In fact, the festival is such a big deal that when I entered a local shop in search of a disposable camera, the clerk explained they were all out: “Sorry, it’s the Jewish festival,” he said.


Now it was my turn to hike an eyebrow and wonder if I’d heard correctly.

This is Poland?

Before this trip, I had sized it up as the site for a pilgrimage to the concentration camps.

And I did see Auschwitz and Birkenau; in some way, I feel fortunate to have witnessed the crime scenes.

At Auschwitz, there were a group of squawking black birds overhead, and I wondered if they were singing or laughing, and what the prisoners would have made of them 60 years ago.

Inside brick barracks, glass cases housed gruesome displays — grey human hair and a sample of the tapestry it was weaved into, along with shoes, prosthetic devices and eyeglasses. I thought I might be sick to my stomach.

Birkenau was worse.

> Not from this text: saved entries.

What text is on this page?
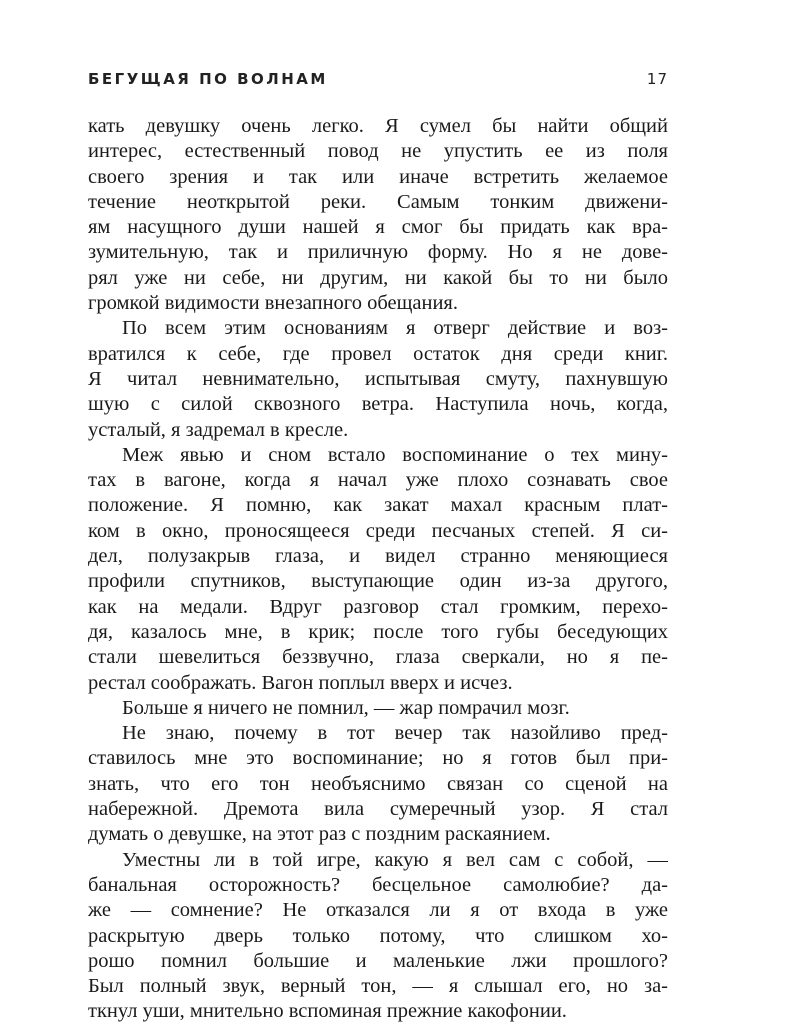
БЕГУЩАЯ ПО ВОЛНАМ	17
кать девушку очень легко. Я сумел бы найти общий
интерес, естественный повод не упустить ее из поля
своего зрения и так или иначе встретить желаемое
течение неоткрытой реки. Самым тонким движени-
ям насущного души нашей я смог бы придать как вра-
зумительную, так и приличную форму. Но я не дове-
рял уже ни себе, ни другим, ни какой бы то ни было
громкой видимости внезапного обещания.
По всем этим основаниям я отверг действие и воз-
вратился к себе, где провел остаток дня среди книг.
Я читал невнимательно, испытывая смуту, пахнувшую
шую с силой сквозного ветра. Наступила ночь, когда,
усталый, я задремал в кресле.
Меж явью и сном встало воспоминание о тех мину-
тах в вагоне, когда я начал уже плохо сознавать свое
положение. Я помню, как закат махал красным плат-
ком в окно, проносящееся среди песчаных степей. Я си-
дел, полузакрыв глаза, и видел странно меняющиеся
профили спутников, выступающие один из-за другого,
как на медали. Вдруг разговор стал громким, перехо-
дя, казалось мне, в крик; после того губы беседующих
стали шевелиться беззвучно, глаза сверкали, но я пе-
рестал соображать. Вагон поплыл вверх и исчез.
Больше я ничего не помнил, — жар помрачил мозг.
Не знаю, почему в тот вечер так назойливо пред-
ставилось мне это воспоминание; но я готов был при-
знать, что его тон необъяснимо связан со сценой на
набережной. Дремота вила сумеречный узор. Я стал
думать о девушке, на этот раз с поздним раскаянием.
Уместны ли в той игре, какую я вел сам с собой, —
банальная осторожность? бесцельное самолюбие? да-
же — сомнение? Не отказался ли я от входа в уже
раскрытую дверь только потому, что слишком хо-
рошо помнил большие и маленькие лжи прошлого?
Был полный звук, верный тон, — я слышал его, но за-
ткнул уши, мнительно вспоминая прежние какофонии.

Strictly a death camp, it held ashes and rubble, the eerie emptiness of tracks and mean, flimsy barracks.


We left these places for the nearby Auschwitz Jewish Center, which has a different mission — to tell the story of the town of Oswiecim before WWII. Renamed Auschwitz by the Nazis, it was one of many densely Jewish villages in Poland.

But this center, which opened in 2000, represents the story that’s beginning to be told more often as Poland pieces together its past and allows for a different future.

We saw glimpses of the future in a variety of places, like the revitalization of Polish culture and economy. Warsaw is actually lush — packed with parks — with a lovely, reconstructed Old Town. And Krakow, though the word sounds like something stuck in one’s throat, is as charming a city as you would find in old Europe. Its town square, lined with cafes, seems to embrace the city’s whole population at night for the European art of dining and people-watching.

And the picture of Poland, then and now, emerges in the joy of the Jewish Culture Festival and the preservation work for the Museum of the History of Polish Jews and Warsaw’s Jewish Historical Institute, and by the Poles — newly discovering their personal Jewish identities — at this city’s new Jewish Community Center.

The richness of Polish Jewish life before the war doesn’t lessen the pain of the Holocaust. But taken together, as these layered histories unfold, there’s a new way of seeing Poland, and for Jewish visitors — ourselves.